O Segredo Para Evitar a Falta de Dinheiro

Se fizermos uma lista dos problemas mais graves que a maioria da população brasileira enfrenta, com toda a certeza, a falta de dinheiro estaria entre eles, do contrário, você não estaria lendo este artigo. A Confederação Nacional do Comércio de Bens, Serviços e Turismo (CNC), segundo a Agência Brasil, divulgou em 11/07/2023 dados apontando que 78,5% das famílias brasileiras estão endividadas. Independentemente de fatores econômicos, governamentais e até climáticos, ou qualquer fator externo, você tem o poder para mudar a sua situação financeira. Mas como sair das dívidas? Como evitar a falta de dinheiro? Continue lendo e você vai descobrir!

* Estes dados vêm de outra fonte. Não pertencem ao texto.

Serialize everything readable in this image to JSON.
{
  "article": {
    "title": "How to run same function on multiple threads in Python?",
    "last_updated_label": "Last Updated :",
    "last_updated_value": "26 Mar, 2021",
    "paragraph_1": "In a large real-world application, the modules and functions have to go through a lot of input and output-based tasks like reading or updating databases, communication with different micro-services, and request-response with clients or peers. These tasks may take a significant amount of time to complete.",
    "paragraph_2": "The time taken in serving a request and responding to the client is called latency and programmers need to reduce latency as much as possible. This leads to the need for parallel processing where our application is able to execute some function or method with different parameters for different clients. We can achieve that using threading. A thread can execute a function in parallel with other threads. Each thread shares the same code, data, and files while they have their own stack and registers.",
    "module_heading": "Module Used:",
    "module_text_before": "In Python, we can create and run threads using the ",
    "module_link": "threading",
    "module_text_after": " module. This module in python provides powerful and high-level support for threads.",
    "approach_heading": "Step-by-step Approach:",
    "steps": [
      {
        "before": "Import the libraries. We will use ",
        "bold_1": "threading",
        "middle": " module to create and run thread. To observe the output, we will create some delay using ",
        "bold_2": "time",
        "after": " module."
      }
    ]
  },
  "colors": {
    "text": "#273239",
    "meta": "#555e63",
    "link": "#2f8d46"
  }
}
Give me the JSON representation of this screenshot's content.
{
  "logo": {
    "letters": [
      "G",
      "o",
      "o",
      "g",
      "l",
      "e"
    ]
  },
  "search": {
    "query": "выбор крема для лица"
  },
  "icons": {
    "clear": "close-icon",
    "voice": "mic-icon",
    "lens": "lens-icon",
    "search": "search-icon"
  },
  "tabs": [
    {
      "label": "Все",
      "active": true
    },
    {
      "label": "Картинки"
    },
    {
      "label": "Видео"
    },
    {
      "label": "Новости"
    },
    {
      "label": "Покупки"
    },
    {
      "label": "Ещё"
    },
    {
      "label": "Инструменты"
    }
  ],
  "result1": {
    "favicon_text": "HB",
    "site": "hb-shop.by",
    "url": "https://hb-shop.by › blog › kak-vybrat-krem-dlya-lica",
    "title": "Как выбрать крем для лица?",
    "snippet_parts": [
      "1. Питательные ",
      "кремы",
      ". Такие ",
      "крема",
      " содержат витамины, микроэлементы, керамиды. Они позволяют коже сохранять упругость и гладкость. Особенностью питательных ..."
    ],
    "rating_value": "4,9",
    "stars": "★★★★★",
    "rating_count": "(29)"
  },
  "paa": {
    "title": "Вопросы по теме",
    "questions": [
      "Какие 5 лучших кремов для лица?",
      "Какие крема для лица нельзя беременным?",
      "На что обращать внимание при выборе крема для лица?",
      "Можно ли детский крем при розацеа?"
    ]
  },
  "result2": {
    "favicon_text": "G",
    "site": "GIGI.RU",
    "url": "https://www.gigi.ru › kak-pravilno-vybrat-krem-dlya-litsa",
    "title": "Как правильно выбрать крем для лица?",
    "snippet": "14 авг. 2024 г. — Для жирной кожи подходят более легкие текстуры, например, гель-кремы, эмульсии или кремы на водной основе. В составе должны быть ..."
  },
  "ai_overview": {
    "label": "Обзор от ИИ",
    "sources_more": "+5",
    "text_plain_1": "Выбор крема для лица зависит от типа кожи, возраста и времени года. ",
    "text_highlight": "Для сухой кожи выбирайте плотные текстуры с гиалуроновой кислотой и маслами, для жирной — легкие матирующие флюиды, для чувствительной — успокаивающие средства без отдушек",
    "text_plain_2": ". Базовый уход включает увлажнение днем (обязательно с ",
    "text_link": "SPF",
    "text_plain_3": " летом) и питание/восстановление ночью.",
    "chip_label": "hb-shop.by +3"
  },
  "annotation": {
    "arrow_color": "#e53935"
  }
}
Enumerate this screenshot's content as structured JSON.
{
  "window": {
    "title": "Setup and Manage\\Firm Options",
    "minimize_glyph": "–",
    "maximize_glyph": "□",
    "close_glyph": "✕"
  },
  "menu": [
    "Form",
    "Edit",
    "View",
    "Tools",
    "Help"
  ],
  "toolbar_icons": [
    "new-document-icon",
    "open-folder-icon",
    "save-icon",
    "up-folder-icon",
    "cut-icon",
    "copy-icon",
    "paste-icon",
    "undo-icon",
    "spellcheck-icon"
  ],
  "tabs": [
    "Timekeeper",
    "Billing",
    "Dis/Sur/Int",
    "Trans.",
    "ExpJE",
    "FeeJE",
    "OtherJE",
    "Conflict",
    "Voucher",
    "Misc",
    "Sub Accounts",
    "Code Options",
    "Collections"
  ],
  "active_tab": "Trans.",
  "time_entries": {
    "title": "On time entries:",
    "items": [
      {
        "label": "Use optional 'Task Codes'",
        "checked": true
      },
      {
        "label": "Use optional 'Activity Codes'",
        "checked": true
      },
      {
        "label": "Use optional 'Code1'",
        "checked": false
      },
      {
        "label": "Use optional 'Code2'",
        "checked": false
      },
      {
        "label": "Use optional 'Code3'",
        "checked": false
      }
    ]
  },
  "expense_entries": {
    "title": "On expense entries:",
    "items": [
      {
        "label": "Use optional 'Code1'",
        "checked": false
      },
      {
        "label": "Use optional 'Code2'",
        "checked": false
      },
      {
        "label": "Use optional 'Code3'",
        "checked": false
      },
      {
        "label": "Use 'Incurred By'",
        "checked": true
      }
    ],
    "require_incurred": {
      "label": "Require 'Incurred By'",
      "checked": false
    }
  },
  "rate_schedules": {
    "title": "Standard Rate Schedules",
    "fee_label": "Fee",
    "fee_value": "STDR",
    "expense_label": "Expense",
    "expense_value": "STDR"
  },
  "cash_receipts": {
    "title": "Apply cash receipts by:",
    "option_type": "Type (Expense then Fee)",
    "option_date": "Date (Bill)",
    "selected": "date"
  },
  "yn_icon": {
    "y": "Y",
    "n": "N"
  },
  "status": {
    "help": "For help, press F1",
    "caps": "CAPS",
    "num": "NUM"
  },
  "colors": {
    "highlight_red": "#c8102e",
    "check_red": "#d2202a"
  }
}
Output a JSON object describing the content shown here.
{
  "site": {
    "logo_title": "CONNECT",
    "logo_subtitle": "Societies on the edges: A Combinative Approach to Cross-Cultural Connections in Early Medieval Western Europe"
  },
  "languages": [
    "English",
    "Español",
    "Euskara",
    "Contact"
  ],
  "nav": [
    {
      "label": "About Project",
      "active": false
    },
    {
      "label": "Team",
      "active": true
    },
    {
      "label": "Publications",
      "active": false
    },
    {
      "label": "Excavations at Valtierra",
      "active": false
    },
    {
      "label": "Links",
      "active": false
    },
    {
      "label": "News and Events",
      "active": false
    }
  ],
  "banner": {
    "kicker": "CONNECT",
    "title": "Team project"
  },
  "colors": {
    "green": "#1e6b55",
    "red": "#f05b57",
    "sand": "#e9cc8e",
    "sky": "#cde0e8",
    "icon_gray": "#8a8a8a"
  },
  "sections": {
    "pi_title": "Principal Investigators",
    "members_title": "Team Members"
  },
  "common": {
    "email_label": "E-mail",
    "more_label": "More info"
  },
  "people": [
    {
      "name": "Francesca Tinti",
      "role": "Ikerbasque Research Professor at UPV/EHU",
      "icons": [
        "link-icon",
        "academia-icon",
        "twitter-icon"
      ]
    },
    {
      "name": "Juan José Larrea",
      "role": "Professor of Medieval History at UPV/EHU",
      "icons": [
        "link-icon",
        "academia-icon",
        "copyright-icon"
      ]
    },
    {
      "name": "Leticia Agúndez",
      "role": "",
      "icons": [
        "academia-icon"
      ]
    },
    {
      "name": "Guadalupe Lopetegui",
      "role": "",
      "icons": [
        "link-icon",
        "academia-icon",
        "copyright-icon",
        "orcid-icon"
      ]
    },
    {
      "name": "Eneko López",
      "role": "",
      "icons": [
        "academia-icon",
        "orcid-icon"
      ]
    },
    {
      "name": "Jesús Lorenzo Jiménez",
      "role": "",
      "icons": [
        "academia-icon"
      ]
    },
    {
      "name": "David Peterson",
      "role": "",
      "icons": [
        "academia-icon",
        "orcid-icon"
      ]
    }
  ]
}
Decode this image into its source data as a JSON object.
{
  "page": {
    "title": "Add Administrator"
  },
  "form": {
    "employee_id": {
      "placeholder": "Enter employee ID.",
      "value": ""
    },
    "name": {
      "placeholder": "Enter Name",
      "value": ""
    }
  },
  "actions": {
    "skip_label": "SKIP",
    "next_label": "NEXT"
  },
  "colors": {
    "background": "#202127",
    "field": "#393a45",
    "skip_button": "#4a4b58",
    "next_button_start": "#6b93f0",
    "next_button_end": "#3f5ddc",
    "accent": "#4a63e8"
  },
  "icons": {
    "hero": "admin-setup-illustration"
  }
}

Em termos de riqueza financeira, há duas formas de evitar a falta de dinheiro: a primeira é cortando dívidas, fazendo gestão do seu dinheiro e reduzindo custos desnecessários. A segunda é aumentar a sua renda. Focaremos na primeira opção, pois ela é a base para perpetuar sua riqueza. Afinal, de nada adianta ter um salário de um milhão de reais e gastar um milhão e duzentos mil por mês. Confira as três chaves para resolver a falta de dinheiro.

1 – Limpe o terreno: Elimine as dívidas e as evite 


Primeiro, pegue papel e caneta e calcule todos os seus custos fixos, ou seja, todas as despesas que você tem que pagar obrigatoriamente, e some tudo. Separe as dívidas e direcione o que sobrar para eliminá-las, preferencialmente focando nas dívidas com taxas de juros mais altas e dedique-se a eliminá-las em ordem decrescente, das mais altas para as mais baixas. Evite gastos desnecessários e, se possível, reserve uma quantia de 10% para emergências.


Siga isso até eliminar as dívidas. Pode ser difícil no começo, mas isso trará um crescimento além do financeiro, proporcionando paz e um sentimento de controle enquanto forja uma disciplina mais resiliente. Caso não tenha mais dívidas a pagar, siga para a próxima chave.

2 – Plante antes de colher os frutos: Monte uma gestão financeira

Um erro comum entre os brasileiros é aumentar sua qualidade de vida em proporção à sua renda. Sem disciplina, seus desejos voláteis os levam a comprar bens que não podem pagar, levando novamente às dívidas e tendo que refazer a primeira chave. Ledo engano, meu caro, o mundo perfeito seria que você vivesse com apenas 10% de sua renda, como diria Thiago Finch.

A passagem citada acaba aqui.